Zheng-Chong / CatVTON

CatVTON is a simple and efficient virtual try-on diffusion model with 1) Lightweight Network (899.06M parameters totally), 2) Parameter-Efficient Training (49.57M parameters trainable) and 3) Simplified Inference (< 8G VRAM for 1024X768 resolution).
Other
735 stars 85 forks source link

Online DEMO vs Local inference.py performance differences #57

Open AI-P-K opened 1 day ago

AI-P-K commented 1 day ago

I am trying to replicate the same performance i get from your online demo, by installing locally CatVTON repository.

  1. Inference parameters: python inference.py --dataset 'vitonhd' --width 768 --height 1024

  2. agnostik-mask -> SCHP to generate initial legs mask and + preprocess_agnostic_mask.py dude2_mask

  3. cloth-mask -> SCHP to generate mask 3

  4. image_parse-v3 -> CIHP_PGN dude2

  5. openpose_img and openpose_json -> Openpose dude2_rendered dude2_keypoints.json

  6. Original images dude2 3

7 Local Output: 320dude2

  1. Online Output: converted

Can i kindly ask where the differences in output are coming from?

Zheng-Chong commented 1 day ago

Due to the lack of clarity on what code modifications you have made, it is impossible to identify the source of the differences from the limited information available. I suggest directly using Gradio to deploy the app for testing. The purpose of Inference.py is to evaluate datasets and metrics, not for application development environments.

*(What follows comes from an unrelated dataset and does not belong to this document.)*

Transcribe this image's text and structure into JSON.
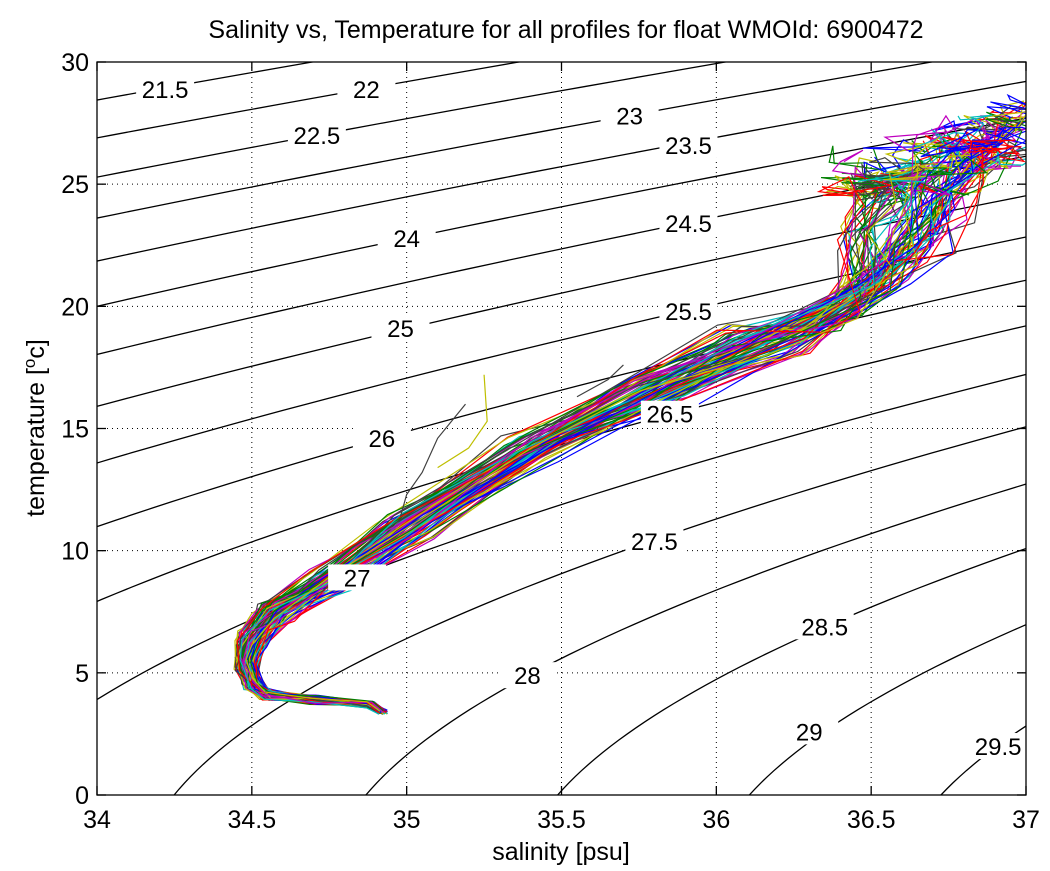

AI-P-K commented 1 day ago

I did not do modifications to the code at all, i use exactly the repository provided. Using Gradio is not viable option for me.

Zheng-Chong commented 1 day ago

If the code is unmodified, Inference.py will not use the 1024 resolution model, even if specified through --width 768 --height 1024. This could be the reason for the different results. You can specify the use of the 1024 model in the code by setting the version parameter of CatVTONPipeline to 'mix'.

AI-P-K commented 18 hours ago

Once again you are correct... thank you for your help